10 takeaways from Mueller's shock and awe gambit. It's only just the beginning. Full details of each takeaway at the link. I love the fact that Popadopolous has most likely been wearing a wire since or before reaching a plea deal:
https://www.washingtonpost.com/news...778d330fb0468e7653ee5/?utm_term=.5bd5d3d170eb
“[Mueller’s] opening bid is a remarkable show of strength,” Susan Hennessey and Benjamin Wittes explain on their Lawfare blog. “He has a cooperating witness from inside the campaign’s interactions with the Russians. And he is alleging not mere technical infractions of law but astonishing criminality on the part of Trump’s campaign manager, a man who also attended the Trump Tower meeting. Any hope the White House may have had that the Mueller investigation might be fading away vanished . . . Things are only going to get worse from here.”
1. We now know that multiple members of the Trump campaign at least entertained the idea of getting help from the Russians.
2. Sam Clovis is about to be in the hot seat.
----He's up for the top scientific post in the Agriculture department, but is one of the officials encouraging Popadopolous to meet with the Russians....
3. Papadopoulos is helping the government, but we still don’t know how much.
----He's described in court documents as a "proactive cooperator", meaning: For Papadopoulos to get his October 5th plea, one of two things had to be true: (a) the feds had already got good sound from him; or... ..(b) he'd made a sufficient proffer establishing that he *could* get good sound for them — valuable evidence — shortly after October 5th.”
I.E. He's most likely been wearing a wire!!
4. The updated timeline raises a host of new questions about what Trump knew and when he knew it.
5. Mueller is playing hardball as he tries to flip Manafort and Gates.
----A former Watergate assistant special prosecutor, Nick Akerman, said the court filings “all spell bad news for Trump” because he cannot see any strong defense to the Manafort indictment. “The only defense that you’ve got is to go in there and start singing like a canary to avoid jail time,” he told our colleagues. “And once he starts singing, one of the tunes is bound to be Donald Trump.”
6. Mueller’s moves are designed to send a message to everyone else entangled in the probe that he's not messing around.
----“This is the way you kick off a big case,” said white-collar defense lawyer Patrick Cotter, who formerly worked alongside the man spearheading the prosecution of Manafort and Gates. “Oh, man, they couldn’t have sent a message any clearer if they’d rented a revolving neon sign in Times Square. And the message isn’t just about Manafort. It’s a message to the next five guys they talk to. And the message is: ‘We are coming, and we are not playing, and we are not bluffing.’”

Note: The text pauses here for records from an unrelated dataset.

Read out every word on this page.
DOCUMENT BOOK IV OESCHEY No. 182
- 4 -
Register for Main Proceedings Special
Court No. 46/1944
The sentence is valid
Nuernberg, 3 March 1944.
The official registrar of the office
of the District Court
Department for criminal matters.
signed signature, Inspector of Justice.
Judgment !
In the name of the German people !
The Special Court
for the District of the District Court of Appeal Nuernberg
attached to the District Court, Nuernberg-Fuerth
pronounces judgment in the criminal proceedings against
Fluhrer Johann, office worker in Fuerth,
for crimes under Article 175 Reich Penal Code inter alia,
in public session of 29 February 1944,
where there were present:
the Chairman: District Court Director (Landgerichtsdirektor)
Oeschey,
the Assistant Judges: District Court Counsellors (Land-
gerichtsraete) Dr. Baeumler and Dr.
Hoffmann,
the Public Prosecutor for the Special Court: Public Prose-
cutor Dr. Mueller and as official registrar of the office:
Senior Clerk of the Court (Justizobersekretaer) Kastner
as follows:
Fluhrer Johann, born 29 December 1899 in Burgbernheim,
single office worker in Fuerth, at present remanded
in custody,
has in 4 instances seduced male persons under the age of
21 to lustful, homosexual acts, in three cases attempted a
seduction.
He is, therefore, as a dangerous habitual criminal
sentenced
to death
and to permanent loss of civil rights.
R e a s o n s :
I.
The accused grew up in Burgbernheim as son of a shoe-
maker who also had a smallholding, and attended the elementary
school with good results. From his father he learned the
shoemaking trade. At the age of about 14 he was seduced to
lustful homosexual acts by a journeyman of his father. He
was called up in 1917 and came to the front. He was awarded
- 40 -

7. Unsealing the guilty plea was an insurance policy that makes it politically untenable for Trump to fire Mueller.
8. Yesterday’s indictments will contribute to a climate of fear in the White House that makes it harder for Trump and his staff to be effective.
----"Away from the podium, Trump staffers fretted privately over whether Manafort or Gates might share with Mueller’s team damaging information about other colleagues,”
9. Mueller has proven that his investigation is not partisan.
----"Tony’s Podesta Group is one of two firms described in Monday’s indictment as having been recruited by Manafort and Gates to lobby on behalf of Viktor Yanukovych, the former president of Ukraine who fled to Moscow in 2014,”
10. The indictments cast fresh doubts on Trump’s judgment and his discernment in surrounding himself with good people.